I have followed this tuto to solve an MIP with or-tools: https://developers.google.com/optimization/mip/integer_opt

Here is the code:

from ortools.linear_solver import pywraplp


def main():
    # Create the mip solver with the SCIP backend.
    solver = pywraplp.Solver.CreateSolver('SCIP')

    infinity = solver.infinity()
    # x and y are integer non-negative variables.
    x = solver.IntVar(0.0, infinity, 'x')
    y = solver.IntVar(0.0, infinity, 'y')

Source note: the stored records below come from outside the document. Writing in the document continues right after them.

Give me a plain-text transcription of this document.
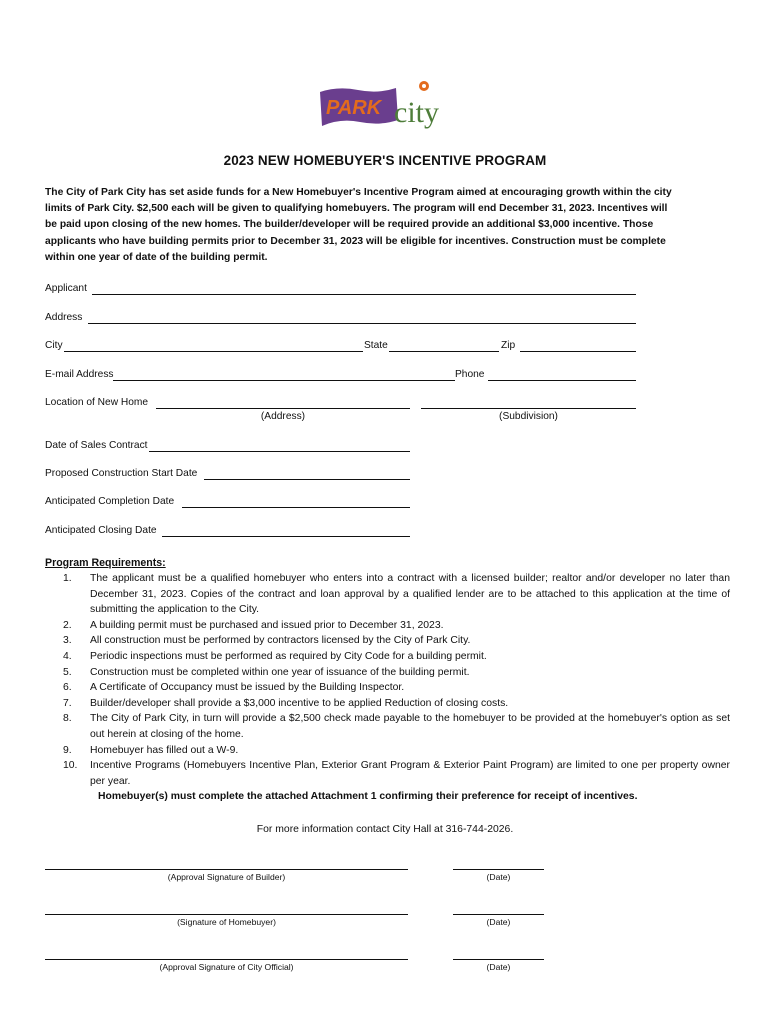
PARK city
2023 NEW HOMEBUYER'S INCENTIVE PROGRAM
The City of Park City has set aside funds for a New Homebuyer's Incentive Program aimed at encouraging growth within the city
limits of Park City. $2,500 each will be given to qualifying homebuyers. The program will end December 31, 2023. Incentives will
be paid upon closing of the new homes. The builder/developer will be required provide an additional $3,000 incentive. Those
applicants who have building permits prior to December 31, 2023 will be eligible for incentives. Construction must be complete
within one year of date of the building permit.
Applicant
Address
City	State	Zip
E-mail Address	Phone
Location of New Home
(Address)	(Subdivision)
Date of Sales Contract
Proposed Construction Start Date
Anticipated Completion Date
Anticipated Closing Date
Program Requirements:
1.	The applicant must be a qualified homebuyer who enters into a contract with a licensed builder; realtor and/or developer no later than December 31, 2023. Copies of the contract and loan approval by a qualified lender are to be attached to this application at the time of submitting the application to the City.
2.	A building permit must be purchased and issued prior to December 31, 2023.
3.	All construction must be performed by contractors licensed by the City of Park City.
4.	Periodic inspections must be performed as required by City Code for a building permit.
5.	Construction must be completed within one year of issuance of the building permit.
6.	A Certificate of Occupancy must be issued by the Building Inspector.
7.	Builder/developer shall provide a $3,000 incentive to be applied Reduction of closing costs.
8.	The City of Park City, in turn will provide a $2,500 check made payable to the homebuyer to be provided at the homebuyer's option as set out herein at closing of the home.
9.	Homebuyer has filled out a W-9.
10.	Incentive Programs (Homebuyers Incentive Plan, Exterior Grant Program & Exterior Paint Program) are limited to one per property owner per year.
Homebuyer(s) must complete the attached Attachment 1 confirming their preference for receipt of incentives.
For more information contact City Hall at 316-744-2026.
(Approval Signature of Builder)	(Date)
(Signature of Homebuyer)	(Date)
(Approval Signature of City Official)	(Date)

    print('Number of variables =', solver.NumVariables())

    # x + 7 * y <= 17.5.
    solver.Add(x + 7 * y <= 17.5)

    # x <= 3.5.
    solver.Add(x <= 3.5)

    print('Number of constraints =', solver.NumConstraints())

    # Maximize x + 10 * y.
    solver.Maximize(x + 10 * y)

    status = solver.Solve()

    if status == pywraplp.Solver.OPTIMAL:
        print('Solution:')
        print('Objective value =', solver.Objective().Value())
        print('x =', x.solution_value())
        print('y =', y.solution_value())
    else:
        print('The problem does not have an optimal solution.')

    print('\nAdvanced usage:')
    print('Problem solved in %f milliseconds' % solver.wall_time())
    print('Problem solved in %d iterations' % solver.iterations())
    print('Problem solved in %d branch-and-bound nodes' % solver.nodes())


if __name__ == '__main__':
    main()

Now my problem is to obtain the dual problem, or at least the values of the dual variables. I have found this piece of code https://github.com/google/or-tools/issues/419 but they don't implement constraints in the same way, and I'd rather not have to rewrite the whole code (which is now pretty long).


Solution

  • The dual variables are not exposed. I am not even sure they are created. Furthermore, dual values are only available for pure LP, not for MIPs.